The lawsuit which was originally filed back in November 2021 by Disney Dream Key Passholder Jenale Nielsen in Orange County Superior Court in Southern California, appears to be gaining traction and is now pushing for class action.
The $5 million suit filed on behalf of all Magic Key annual passholders, alleges that Disney artificially limited Magic Key reservations and the number of passholders that could visit on each day which was false advertising based on the "no blockout" day policy for the $1399 Dream Key.
Nielsen purchased the $1,399 Dream Key for Disneyland Resort in September but was unable to make any theme park reservations for certain dates in November 2021.
“[The] Plaintiff alleges that the term ‘no blockout dates’ is not defined in the advertisement, but that she understood the term to mean that Dream Key Pass holders would not be blocked from making theme park reservations ‘whenever Disney was offering park reservations for entrance to the theme parks. She also understood the advertisement’s statement that ‘park reservations are subject to availability and are not guaranteed for any specific dates or park’ to mean that ‘if park reservations were available and being offered to the public, Dream Key holders could use their passes to make reservations for entry to the parks.”
The discrepancy appears to be the fact that reservations were allegedly available for the public but were not available for Magic Key passholders on these dates which goes against the "no blockout" policy and made them out to be "second class" ticket holders.
As can be seen by this article, Disney admits it promised there wouldn't be any blockout dates for Dream Key pass holders but deny that they blocked out dates to them.
Currently, the Dream Key lawsuit is proceeding after United States District Court Judge David Carter, denied Disney’s motion to dismiss it.

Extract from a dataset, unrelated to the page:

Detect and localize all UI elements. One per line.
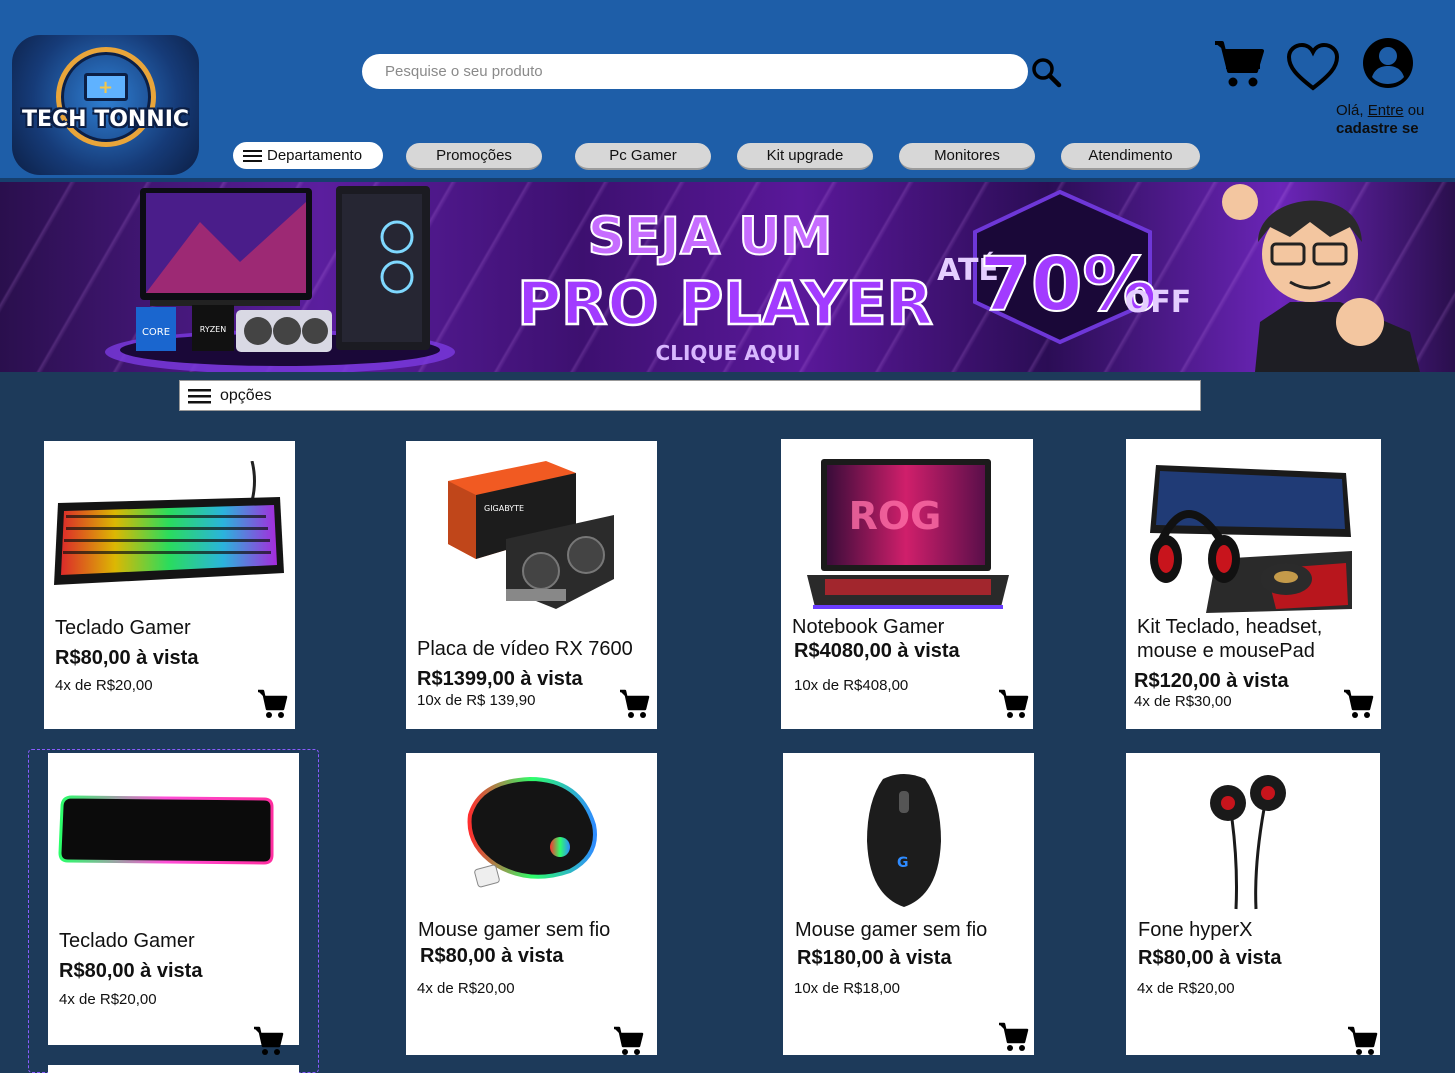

The case is being allowed to continue as it falls under breach of contract and fails under the California consumer protection act.
However, Disney's dismissal motions relating to claims of false advertising, negligent misrepresentation, legal disclosure, as well as unfair competition have been granted.
Nielsen's attorneys are pushing to have the case certified as a class action by U.S District Court. This $5 million law suit is definitely gaining traction and we will have to wait and see if the class action is granted.